This is my first time asking a question on this site, as I believe my question is probably related to computer science (and possibly to the analysis of Boolean functions), and someone here might be able to help me.
Consider the group $\mathbb{Z}_2^n$ equipped with the following dot product: for $a,b\in \mathbb{Z}_2^n$, define $a\cdot b := a_1b_1+\dots+a_nb_n$, where $a=(a_1,\dots,a_n)$ and $b=(b_1,\dots,b_n)$.

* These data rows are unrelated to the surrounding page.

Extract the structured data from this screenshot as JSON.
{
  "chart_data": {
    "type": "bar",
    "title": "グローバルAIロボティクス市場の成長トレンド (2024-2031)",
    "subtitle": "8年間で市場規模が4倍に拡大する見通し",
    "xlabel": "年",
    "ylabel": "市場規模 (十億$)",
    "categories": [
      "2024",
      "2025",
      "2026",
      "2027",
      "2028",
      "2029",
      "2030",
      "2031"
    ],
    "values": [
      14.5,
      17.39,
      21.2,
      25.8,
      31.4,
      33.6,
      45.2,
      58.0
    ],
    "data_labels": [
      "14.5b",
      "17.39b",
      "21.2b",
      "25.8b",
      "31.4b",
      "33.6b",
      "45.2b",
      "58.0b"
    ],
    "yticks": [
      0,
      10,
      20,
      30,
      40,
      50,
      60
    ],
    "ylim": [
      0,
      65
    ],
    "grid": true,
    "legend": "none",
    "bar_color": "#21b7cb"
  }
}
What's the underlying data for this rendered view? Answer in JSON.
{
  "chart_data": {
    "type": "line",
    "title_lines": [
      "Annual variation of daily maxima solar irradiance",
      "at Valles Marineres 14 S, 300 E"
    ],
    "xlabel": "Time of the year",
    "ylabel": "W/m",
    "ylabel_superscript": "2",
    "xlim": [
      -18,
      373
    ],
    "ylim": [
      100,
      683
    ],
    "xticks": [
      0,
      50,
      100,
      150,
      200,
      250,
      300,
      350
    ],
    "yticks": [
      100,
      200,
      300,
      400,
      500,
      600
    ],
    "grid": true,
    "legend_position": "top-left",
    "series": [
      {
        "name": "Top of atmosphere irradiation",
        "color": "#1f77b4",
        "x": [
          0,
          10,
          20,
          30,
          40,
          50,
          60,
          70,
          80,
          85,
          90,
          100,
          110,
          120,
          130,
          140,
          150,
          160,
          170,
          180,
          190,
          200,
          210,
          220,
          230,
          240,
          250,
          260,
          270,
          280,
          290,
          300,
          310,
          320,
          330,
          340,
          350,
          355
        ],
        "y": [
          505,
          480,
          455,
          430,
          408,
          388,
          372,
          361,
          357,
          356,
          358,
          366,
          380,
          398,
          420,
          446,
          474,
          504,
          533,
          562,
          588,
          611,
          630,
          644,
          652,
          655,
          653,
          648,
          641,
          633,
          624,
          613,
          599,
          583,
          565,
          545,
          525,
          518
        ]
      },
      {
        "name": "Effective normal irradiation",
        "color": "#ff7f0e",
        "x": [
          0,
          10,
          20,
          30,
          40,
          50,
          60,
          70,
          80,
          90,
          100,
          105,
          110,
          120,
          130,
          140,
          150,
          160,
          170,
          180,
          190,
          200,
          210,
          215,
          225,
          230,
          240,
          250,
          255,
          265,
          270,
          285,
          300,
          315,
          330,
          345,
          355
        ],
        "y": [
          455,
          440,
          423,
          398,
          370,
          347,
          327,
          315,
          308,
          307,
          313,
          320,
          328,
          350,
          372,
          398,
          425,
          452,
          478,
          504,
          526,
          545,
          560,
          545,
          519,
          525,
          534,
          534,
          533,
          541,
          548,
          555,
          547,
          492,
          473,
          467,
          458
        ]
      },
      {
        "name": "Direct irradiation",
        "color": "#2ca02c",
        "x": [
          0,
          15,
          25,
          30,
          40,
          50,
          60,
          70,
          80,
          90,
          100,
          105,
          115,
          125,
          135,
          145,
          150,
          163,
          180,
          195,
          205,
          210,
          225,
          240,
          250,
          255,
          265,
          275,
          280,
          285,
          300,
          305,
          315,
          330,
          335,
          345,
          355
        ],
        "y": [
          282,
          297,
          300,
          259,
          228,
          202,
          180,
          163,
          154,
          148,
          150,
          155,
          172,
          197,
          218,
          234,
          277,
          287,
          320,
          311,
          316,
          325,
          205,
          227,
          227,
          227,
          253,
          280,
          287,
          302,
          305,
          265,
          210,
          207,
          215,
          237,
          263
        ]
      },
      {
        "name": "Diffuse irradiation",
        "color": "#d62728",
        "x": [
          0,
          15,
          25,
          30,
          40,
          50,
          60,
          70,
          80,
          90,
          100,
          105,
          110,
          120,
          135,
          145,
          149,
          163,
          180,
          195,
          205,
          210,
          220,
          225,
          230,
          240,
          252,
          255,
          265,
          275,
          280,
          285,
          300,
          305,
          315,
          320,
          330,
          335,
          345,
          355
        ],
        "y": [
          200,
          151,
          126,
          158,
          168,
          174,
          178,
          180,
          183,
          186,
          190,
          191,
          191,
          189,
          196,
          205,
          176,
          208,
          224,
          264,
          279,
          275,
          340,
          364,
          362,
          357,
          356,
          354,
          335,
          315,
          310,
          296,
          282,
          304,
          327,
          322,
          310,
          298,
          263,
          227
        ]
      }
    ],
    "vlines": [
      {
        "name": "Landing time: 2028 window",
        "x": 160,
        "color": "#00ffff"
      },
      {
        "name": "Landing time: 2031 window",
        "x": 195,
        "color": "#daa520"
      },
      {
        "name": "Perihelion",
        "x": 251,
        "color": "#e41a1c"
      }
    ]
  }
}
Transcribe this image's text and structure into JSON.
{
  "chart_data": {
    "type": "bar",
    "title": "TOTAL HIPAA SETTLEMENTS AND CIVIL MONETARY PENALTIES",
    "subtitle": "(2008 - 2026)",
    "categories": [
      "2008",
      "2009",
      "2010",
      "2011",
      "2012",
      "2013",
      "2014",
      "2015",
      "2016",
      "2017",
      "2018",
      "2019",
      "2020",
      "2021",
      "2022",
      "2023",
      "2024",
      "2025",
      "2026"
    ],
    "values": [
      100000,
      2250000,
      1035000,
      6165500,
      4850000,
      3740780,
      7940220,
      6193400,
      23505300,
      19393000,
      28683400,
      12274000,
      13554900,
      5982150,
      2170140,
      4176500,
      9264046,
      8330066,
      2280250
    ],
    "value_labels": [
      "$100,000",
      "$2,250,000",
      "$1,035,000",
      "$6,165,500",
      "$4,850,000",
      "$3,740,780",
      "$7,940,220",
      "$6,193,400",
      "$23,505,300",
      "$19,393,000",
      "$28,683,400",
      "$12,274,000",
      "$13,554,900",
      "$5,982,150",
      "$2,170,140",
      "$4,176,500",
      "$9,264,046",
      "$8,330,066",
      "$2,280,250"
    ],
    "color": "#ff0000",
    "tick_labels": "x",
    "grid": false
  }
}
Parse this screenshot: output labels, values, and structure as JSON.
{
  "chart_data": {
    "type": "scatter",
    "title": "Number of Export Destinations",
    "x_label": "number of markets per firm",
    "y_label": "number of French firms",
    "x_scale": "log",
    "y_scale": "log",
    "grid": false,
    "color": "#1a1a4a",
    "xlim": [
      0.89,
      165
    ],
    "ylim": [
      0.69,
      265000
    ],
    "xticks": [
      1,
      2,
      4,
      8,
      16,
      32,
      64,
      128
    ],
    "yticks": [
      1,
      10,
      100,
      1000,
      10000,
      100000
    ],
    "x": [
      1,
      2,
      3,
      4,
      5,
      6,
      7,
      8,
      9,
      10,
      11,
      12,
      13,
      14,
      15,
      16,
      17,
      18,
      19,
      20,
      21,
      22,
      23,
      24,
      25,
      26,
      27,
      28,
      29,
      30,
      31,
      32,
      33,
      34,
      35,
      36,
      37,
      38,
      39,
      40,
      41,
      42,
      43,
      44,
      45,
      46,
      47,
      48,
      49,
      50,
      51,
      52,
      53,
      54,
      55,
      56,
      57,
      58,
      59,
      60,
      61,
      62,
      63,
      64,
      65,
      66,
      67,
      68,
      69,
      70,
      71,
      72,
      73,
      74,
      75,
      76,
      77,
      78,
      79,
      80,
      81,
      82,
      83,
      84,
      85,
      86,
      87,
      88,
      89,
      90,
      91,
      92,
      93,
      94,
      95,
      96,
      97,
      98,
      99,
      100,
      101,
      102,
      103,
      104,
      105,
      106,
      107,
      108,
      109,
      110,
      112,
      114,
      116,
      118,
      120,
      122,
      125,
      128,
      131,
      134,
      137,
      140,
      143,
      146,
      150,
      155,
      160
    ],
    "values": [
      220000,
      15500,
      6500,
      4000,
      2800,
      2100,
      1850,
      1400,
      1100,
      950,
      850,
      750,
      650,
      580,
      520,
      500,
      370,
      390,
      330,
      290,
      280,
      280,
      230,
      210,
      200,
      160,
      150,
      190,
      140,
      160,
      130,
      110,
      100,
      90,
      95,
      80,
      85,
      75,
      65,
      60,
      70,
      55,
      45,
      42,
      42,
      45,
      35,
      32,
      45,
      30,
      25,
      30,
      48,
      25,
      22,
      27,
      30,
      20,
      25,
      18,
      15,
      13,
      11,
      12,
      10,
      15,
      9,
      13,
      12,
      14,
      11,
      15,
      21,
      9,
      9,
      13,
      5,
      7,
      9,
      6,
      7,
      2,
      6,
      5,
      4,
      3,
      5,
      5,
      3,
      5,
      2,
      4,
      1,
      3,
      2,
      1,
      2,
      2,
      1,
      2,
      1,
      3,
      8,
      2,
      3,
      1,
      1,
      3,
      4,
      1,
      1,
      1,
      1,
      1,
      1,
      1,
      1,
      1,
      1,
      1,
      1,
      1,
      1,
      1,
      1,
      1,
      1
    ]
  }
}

Let $A \subseteq \mathbb{Z}_2^n$ with $|A| = a$, where $2^{n-1} < a < 2^n$. Define $r(A) := \left|\{(x,y,z) \in A^3 : x+y = z\}\right|$. Using discrete Fourier analysis, one can show that $r(A)$ can be written as the following character sum: $$ r(A) = \frac{1}{2^n} \sum_{\chi\in \widehat{\mathbb{Z}_2^n}} \sum_{x,y,z \in A} \chi(x+y+z) = \frac{1}{2^n} \sum_{\varepsilon \in \{0,1\}^n} \sum_{x,y,z \in A} (-1)^{\varepsilon \cdot (x+y+z)}. $$
Define $$S(A):=\sum\limits_{\varepsilon \in \{0,1\}^n} \sum\limits_{x,y,z \in A} (-1)^{\varepsilon \cdot (x+y+z)}.$$ My goal is to prove the following lower bound for $S(A)$: $$S(A)\geq 2^n\Big(2^n-2^{1+\lfloor \log_2(2^n-a)\rfloor}\Big)\Big(3a-2^{n+1}+2^{1+\lfloor \log_2(2^n-a)\rfloor}\Big).$$ Do you have any ideas on how to prove this?